This book for young adults begins with Mallory and Rider growing up in the same foster home in the Baltimore area with two very abusive parents. Rider, while only six months older than Mallory, always acted as her protector: hiding her, advising her not to make a sound, and taking the blows that otherwise might have landed on Mallory. He read The Velveteen Rabbit to her when she was scared, and he promised he would be there for her “for forever.” But when Mallory was 12, she ended up in the hospital and got adopted by two doctors who had cared for her. She thought she would never see Rider again.
After years of home schooling and lots of therapy, Mallory, now almost 18, decided she was ready to try public school for her senior year of high school. She still hardly spoke, having been conditioned to be as quiet as possible. But she knew she had to get over it to get on with her life.
Her first day of school, she is stunned when Rider walks into one of her classes. Mallory discovers that Rider is the same in many ways: he is kind, and has an unshakable protective instinct. But he also has no expectations of respect by anyone, including himself. Rider is also shocked to see Mallory, and in spite of having a girlfriend, Paige, he and Mallory fall into InstaLove.
Rider thinks Mallory still needs his protection, but actually, it turns out he is even more stuck in the past than Mallory. Will the past pull them down, or can they learn to focus on the future instead of the past? Can love make them, like the velveteen rabbit, “real,” in spite of all the damage that has been done to them?

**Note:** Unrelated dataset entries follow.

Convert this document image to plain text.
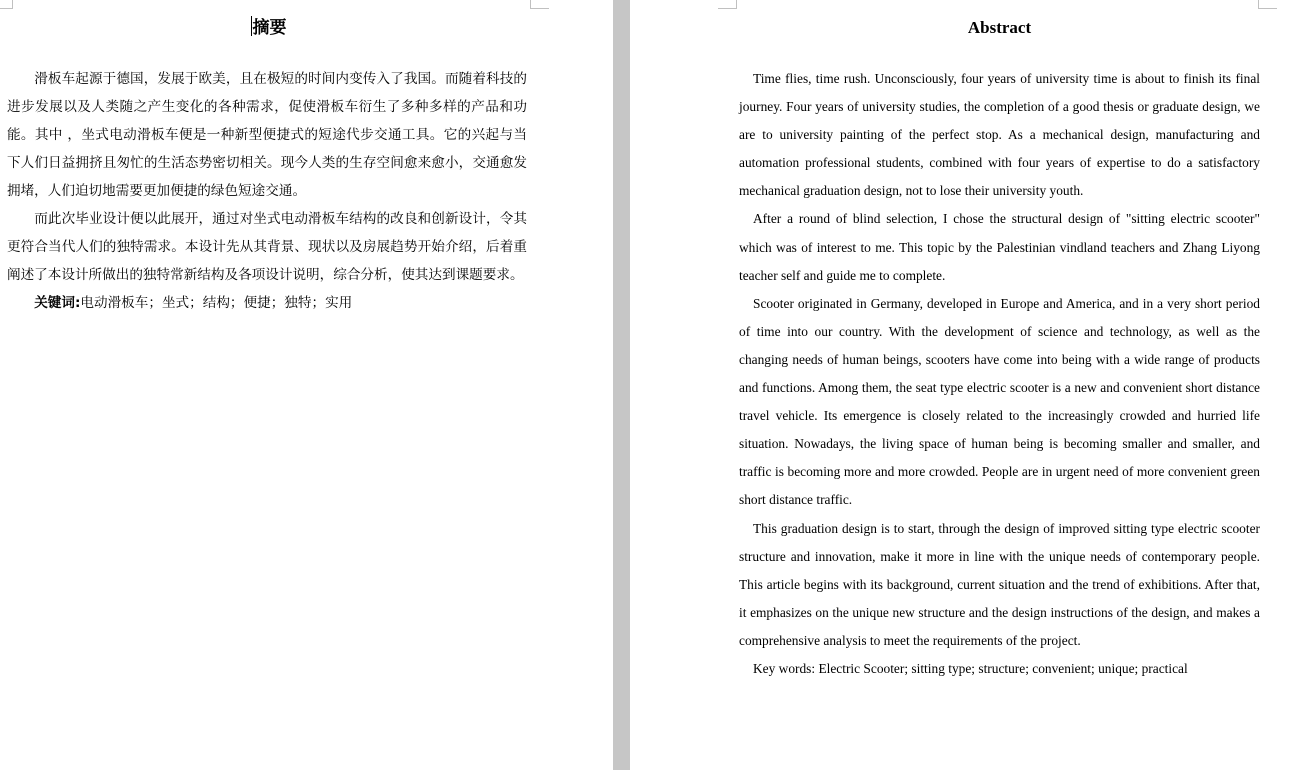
摘要

滑板车起源于德国，发展于欧美，且在极短的时间内变传入了我国。而随着科技的进步发展以及人类随之产生变化的各种需求，促使滑板车衍生了多种多样的产品和功能。其中 ，坐式电动滑板车便是一种新型便捷式的短途代步交通工具。它的兴起与当下人们日益拥挤且匆忙的生活态势密切相关。现今人类的生存空间愈来愈小，交通愈发拥堵，人们迫切地需要更加便捷的绿色短途交通。

而此次毕业设计便以此展开，通过对坐式电动滑板车结构的改良和创新设计，令其更符合当代人们的独特需求。本设计先从其背景、现状以及房展趋势开始介绍，后着重阐述了本设计所做出的独特常新结构及各项设计说明，综合分析，使其达到课题要求。

关键词:电动滑板车；坐式；结构；便捷；独特；实用

Abstract

Time flies, time rush. Unconsciously, four years of university time is about to finish its final journey. Four years of university studies, the completion of a good thesis or graduate design, we are to university painting of the perfect stop. As a mechanical design, manufacturing and automation professional students, combined with four years of expertise to do a satisfactory mechanical graduation design, not to lose their university youth.

After a round of blind selection, I chose the structural design of "sitting electric scooter" which was of interest to me. This topic by the Palestinian vindland teachers and Zhang Liyong teacher self and guide me to complete.

Scooter originated in Germany, developed in Europe and America, and in a very short period of time into our country. With the development of science and technology, as well as the changing needs of human beings, scooters have come into being with a wide range of products and functions. Among them, the seat type electric scooter is a new and convenient short distance travel vehicle. Its emergence is closely related to the increasingly crowded and hurried life situation. Nowadays, the living space of human being is becoming smaller and smaller, and traffic is becoming more and more crowded. People are in urgent need of more convenient green short distance traffic.

This graduation design is to start, through the design of improved sitting type electric scooter structure and innovation, make it more in line with the unique needs of contemporary people. This article begins with its background, current situation and the trend of exhibitions. After that, it emphasizes on the unique new structure and the design instructions of the design, and makes a comprehensive analysis to meet the requirements of the project.

Key words: Electric Scooter; sitting type; structure; convenient; unique; practical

Discussion: This book has much appealing about it, but also much that is, well, a bit much. First, some criticisms:
To some extent, the author parades a checklist of issues confronting the characters that borders on the excessive. There are mean girls – and yes, where else does this manifest itself the most but in those two nightmare locations, by the lockers and in the cafeteria? Mallory’s best friend struggles with a disease that is about to change her life for the worst (although that plot line is kind of dropped). We also have drugs, gangs, cultural and class conflicts, self-esteem problems, the broken foster care system, adoption problems, to have sex or not to have sex, and more. Most are handled well, but it does seem a bit extreme and exhortative.
The characterization is mixed. Rider is adorable and quite likable, but so nearly perfect – smart, brave, smart, and talented – that the revelation of his flaws revealed in the end doesn’t ring entirely true. The character of Mallory is not consistent. She talks fine at home and has a best friend through home schooling with whom she can communicate normally. Yet otherwise she is close to mute. Nevertheless, she has a bit of a miraculous recovery from the beginning of the book to the end, as the author embraces the now very popular “Pretty Woman” trope of who is rescuing whom.
On the positive side, the romance is very charming, and even heart-warming. There are some good messages about gratitude and kindness, while still having the courage to live your own dreams rather than being entirely other-directed. The author also spends some time on the often neglected subject of regarding bad things as positives, for the lessons they teach and for the way they highlight by contrast the good things.
Evaluation: I enjoyed this story in spite of some of the criticisms I had. In fact, I liked it enough to wish the “Epilogue” would be expanded into a second book.